Despite facing a reserve crisis, the central bank achieved this milestone while selling a record $6.7 billion to banks during the first six months (July-December) of the fiscal year 2023-24. In the previous fiscal year, the corresponding figure was $7.8 billion. The central bank’s robust dollar sales were driven by the necessity to fulfill import obligations, particularly for daily essentials such as oil, gas, and fertilizers, while simultaneously adhering to the IMF’s reserve maintenance conditions.

During this period, the central bank also managed to purchase $1.04 billion from banks, a notable increase compared to the previous fiscal year. Despite most banks experiencing a dollar shortage, the central bank strategically acquired dollars to bolster foreign exchange reserves.

To meet the IMF net reserve calculation, the central bank excluded obligations to the Asian Clearing Union (ACU) and bills due within a year. This adjustment resulted in a $4 billion difference between gross and net reserves, reinforcing Bangladesh’s adherence to international financial standards.

The central bank’s spokesperson, Md Mezbaul Haque, emphasized their commitment to maintaining forex reserves, engaging in both dollar sales and purchases from banks. The acquisition of dollars amid a shortage involved transactions with banks facing difficulties in cash transactions, facilitating the central bank’s reserve management.

As of December 28, the central bank’s foreign exchange reserves stood at $21.7 billion based on the BPM-6 standard. Over the past three years, consistent dollar sales from reserves to commercial banks have been observed, primarily to settle import bills. The central bank’s proactive measures and strategic financial management have positioned Bangladesh favorably in international financial markets.

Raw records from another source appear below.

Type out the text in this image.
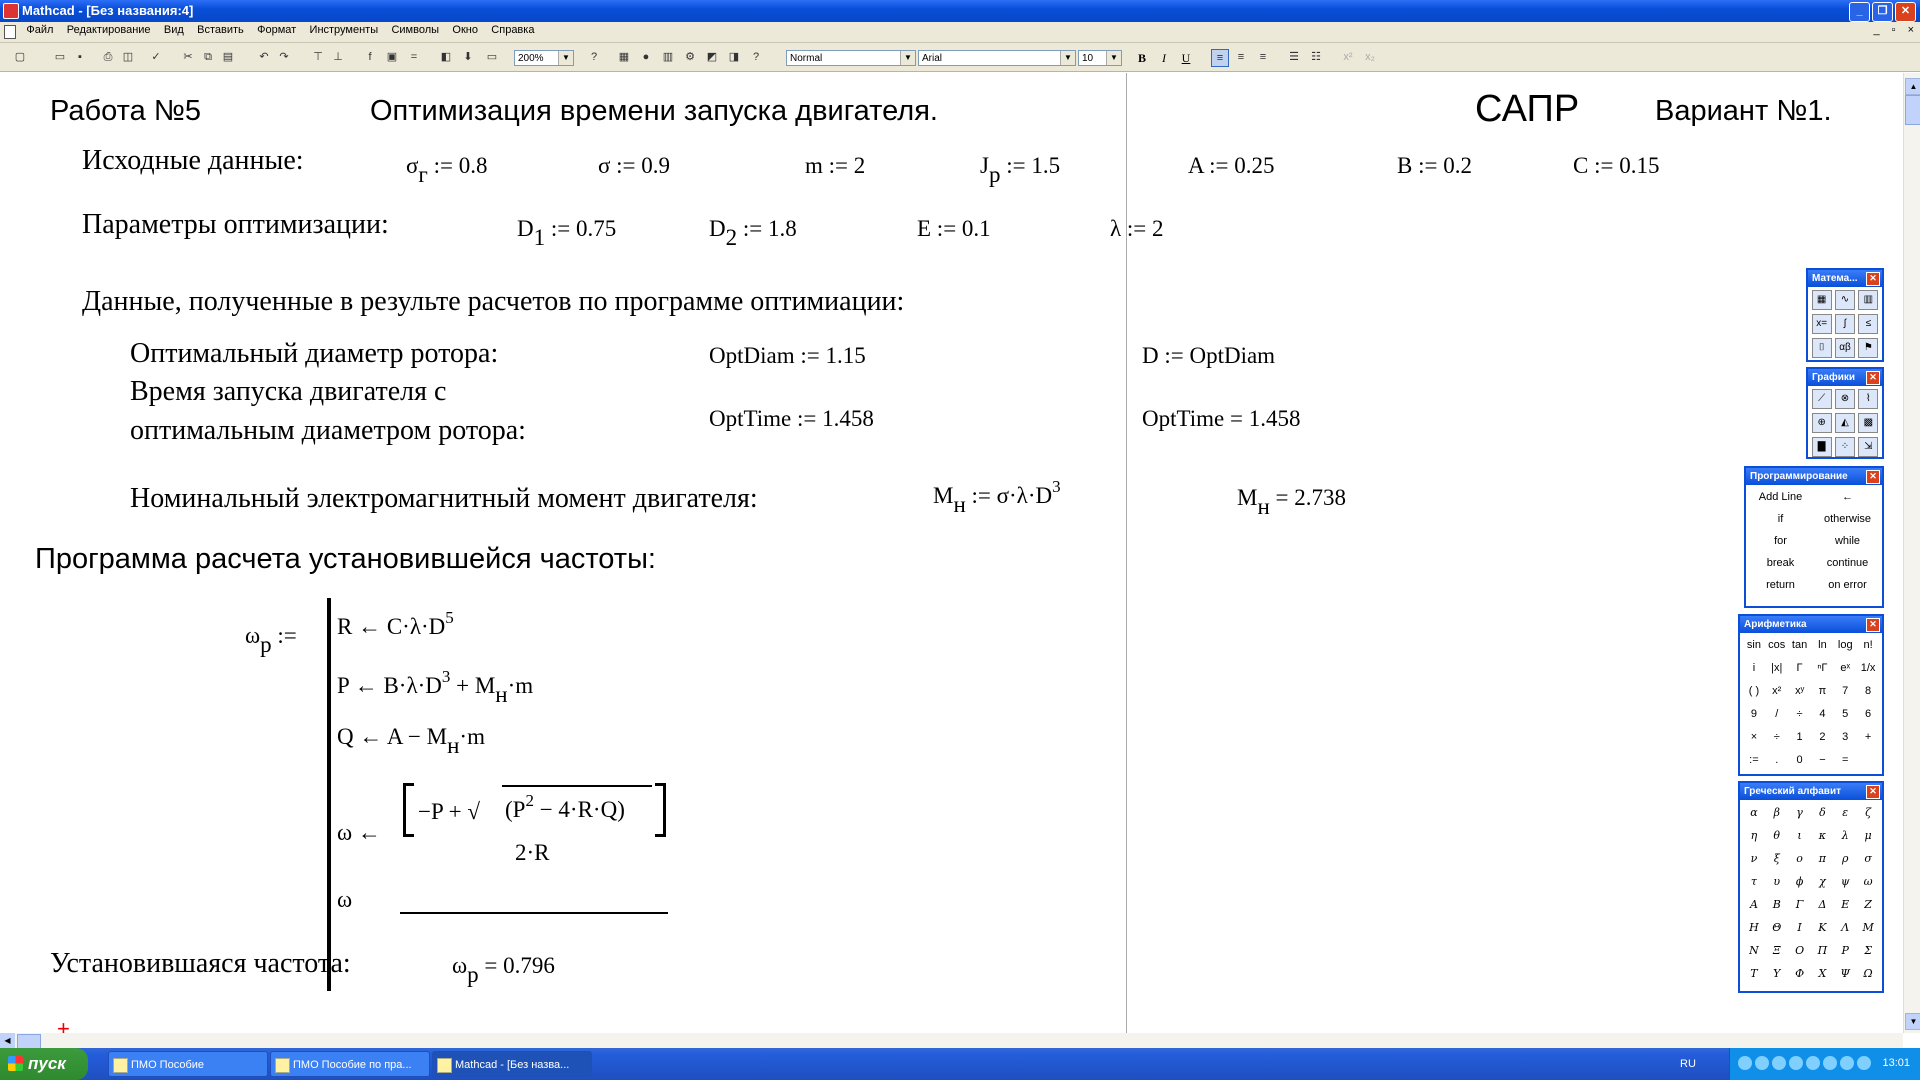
Mathcad - [Без названия:4]	_	❐	✕
Файл Редактирование Вид Вставить Формат Инструменты Символы Окно Справка	_ ▫ ×
▢	▭	▪	⎙ ◫	✓	✂	⧉ ▤	↶ ↷	⊤ ⊥	f	▣	=	◧	⬇	▭	200%	▼	?	▦	●	▥ ⚙ ◩ ◨	?	Normal	▼	Arial	▼	10	▼	B	I	U	≡	≡	≡	☰ ☷	x²	x₂
Работа №5	Оптимизация времени запуска двигателя.	САПР	Вариант №1.
Исходные данные:	$\sigma_г$ := 0.8	σ := 0.9	m := 2	$J_p$ := 1.5	A := 0.25	B := 0.2	C := 0.15
Параметры оптимизации:	$D_1$ := 0.75	$D_2$ := 1.8	E := 0.1	λ := 2
Данные, полученные в результе расчетов по программе оптимиации:
Оптимальный диаметр ротора:	OptDiam := 1.15	D := OptDiam
Время запуска двигателя с
оптимальным диаметром ротора:	OptTime := 1.458	OptTime = 1.458
Номинальный электромагнитный момент двигателя:	$M_н$ := $\sigma\cdot\lambda\cdot D^3$	$M_н = 2.738$
Программа расчета установившейся частоты:
$\omega_p$ := R ← $C\cdot\lambda\cdot D^5$
P ← $B\cdot\lambda\cdot D^3 + M_н\cdot m$
Q ← $A - M_н\cdot m$
ω ←
−P + √ $(P^2 - 4\cdot R\cdot Q)$
2·R
ω
+
Установившаяся частота:	$\omega_p = 0.796$
▲
▼
◀
Матема...	✕
▦	∿	▥
x=	∫	≤
⌷	αβ	⚑
Графики	✕
⟋	⊗	⌇
⊕	◭	▩
▇	⁘	⇲
Программирование	✕
Add Line	←
if	otherwise
for	while
break	continue
return	on error
Арифметика	✕
sin cos tan ln	log n!
i	|x|	Γ	ⁿΓ	eˣ 1/x
( )	x²	xʸ	π	7	8
9	/	÷	4	5	6
×	÷	1	2	3	+
:=	.	0	−	=
Греческий алфавит	✕
α	β	γ	δ	ε	ζ
η	θ	ι	κ	λ	μ
ν	ξ	ο	π	ρ	σ
τ	υ	ϕ	χ	ψ	ω
Α	Β	Γ	Δ	Ε	Ζ
Η	Θ	Ι	Κ	Λ	Μ
Ν	Ξ	Ο	Π	Ρ	Σ
Τ	Υ	Φ	Χ	Ψ	Ω
пуск	ПМО Пособие	ПМО Пособие по пра...	Mathcad - [Без назва...	RU	13:01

Amidst this, the dollar rate discrepancy in banks, where dollars are sold to the central bank at Tk110 while remittance dollars are collected at Tk109.50, raises questions. Importers, facing higher dollar rates than the declared rate, add complexity to the financial landscape. The central bank’s actions, including purchasing $200 million from Islamic Bank and an additional $100 million from various banks in late December, underscore its commitment to managing the country’s forex reserves effectively. Despite challenges, the central bank’s efforts contribute to stabilizing the financial environment and fostering economic resilience.